В марте вся трилогия была издана в университетской типографии за счет автора под названием «Картины прошедшего».
Об этом периоде своей жизни, пожалуй, только сам Сухово-Кобылин оставил сведения. В трех автобиографиях, датированных 1895, 1898 и 1902 годами, есть такие строки: «В 1858 году была окончена вторая Пиэсса: „Дело“, которая, однако, не была допущена на Сцену и пролежала 23 года под Запрещением… Этот незаслуженный Запрет Пиэссы, которой Содержание имеет высоко-нравственный Характер, заставил Автора бросить сценическую Литературу и отдать всю свою умственную Деятельность дальнейшему Развитию своих философских Концепций. Этим путем получены переводы трех томов Логики Гегеля, одного тома Феноменологии, одного тома Философии Природы и одного тома Энциклопедии философских Наук».
О «Смерти Тарелкина» Сухово-Кобылин вскользь сообщает лишь в одном из вариантов автобиографии, называя пьесу «Расплюевскими веселыми днями» и датируя ее 1858 годом. Вряд ли в 84 года (когда писалась эта автобиография) Александр Васильевич стал страдать забывчивостью — скорее, ему важно было зафиксировать неразрывность, целостность замысла трилогии и ее рождение на протяжении одного десятилетия, 1850-х годов, времени, в которое он хотел уместить все свое литературное творчество, еще раз свидетельствуя о непринадлежности к классу литераторов.
Замысел оставался для Сухово-Кобылина едва ли не значительнее, важнее воплощения.
О многих ли русских писателях мы можем это сказать?

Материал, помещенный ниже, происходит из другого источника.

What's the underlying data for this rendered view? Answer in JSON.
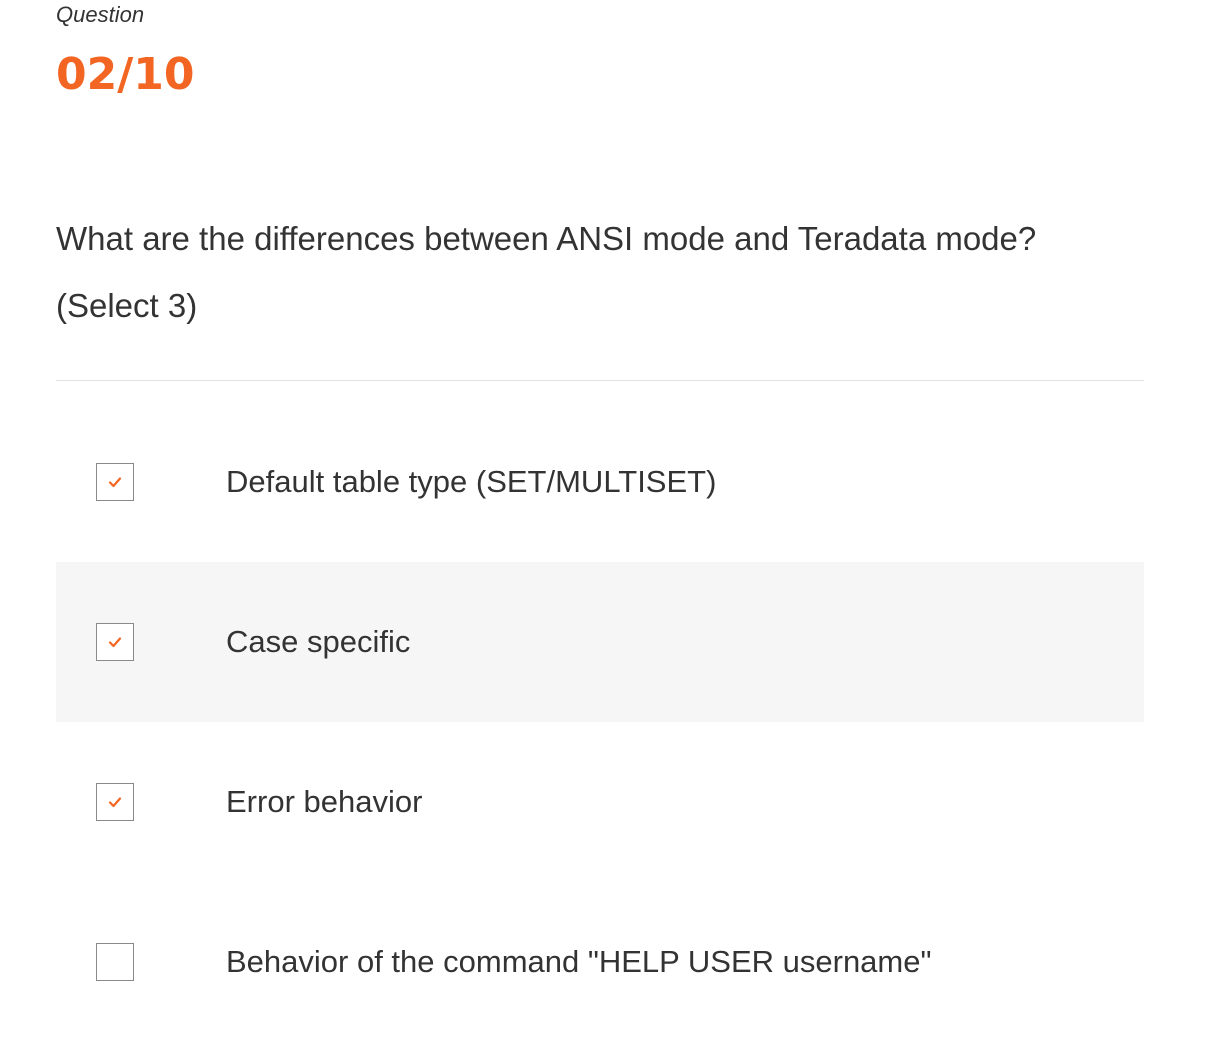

«Дело» было разрешено для исполнения лишь в 1881 году под названием «Отжитое время» и со значительными сокращениями, но читателям пьеса стала известна задолго до этого — после публикации в 1869 году. Однако издание пьес, на которое Александр Васильевич возлагал немалые надежды, принесло ему не славу, а горечь.
Слишком долго шла пьеса к читателю, за прошедшие почти полтора десятилетия с момента окончания «Дела» критика государственного устройства, обличение взяточников, продажных чиновников, чинящих беззаконие, стали привычными для русской литературы. «Дело» пришло к публике поздно, когда подлинная мощь и пафос пьесы потерялись в общей картине, выразительно создаваемой многими и многими. Слишком неразрывно было связано «Дело» с событиями уже ушедшего десятилетия.
И вот еще одно свидетельство невольной причастности, принадлежности Сухово-Кобылина к классу литераторов. Та же история, по сути, произошла и с романом бывшего его однокашника И. А. Гончарова «Обрыв». Он писался два с лишним десятилетия и — опоздал к своему читателю, вызвав совсем не ту реакцию публики, на которую автор рассчитывал. Да, история была совершенно иной, цензура не препятствовала, не воздвигала барьеров, но объективно «Дело» и «Обрыв» оказались рядом в том смысле, что упущенное время сыграло свою недобрую роль в их судьбе.
Они оба опоздали к своему читателю, Сухово-Кобылин и Гончаров… И при всей разности характеров, дарований, образа жизни — для двух больших писателей этот факт непризнания, непонимания стал катастрофой, положившей конец литературному творчеству.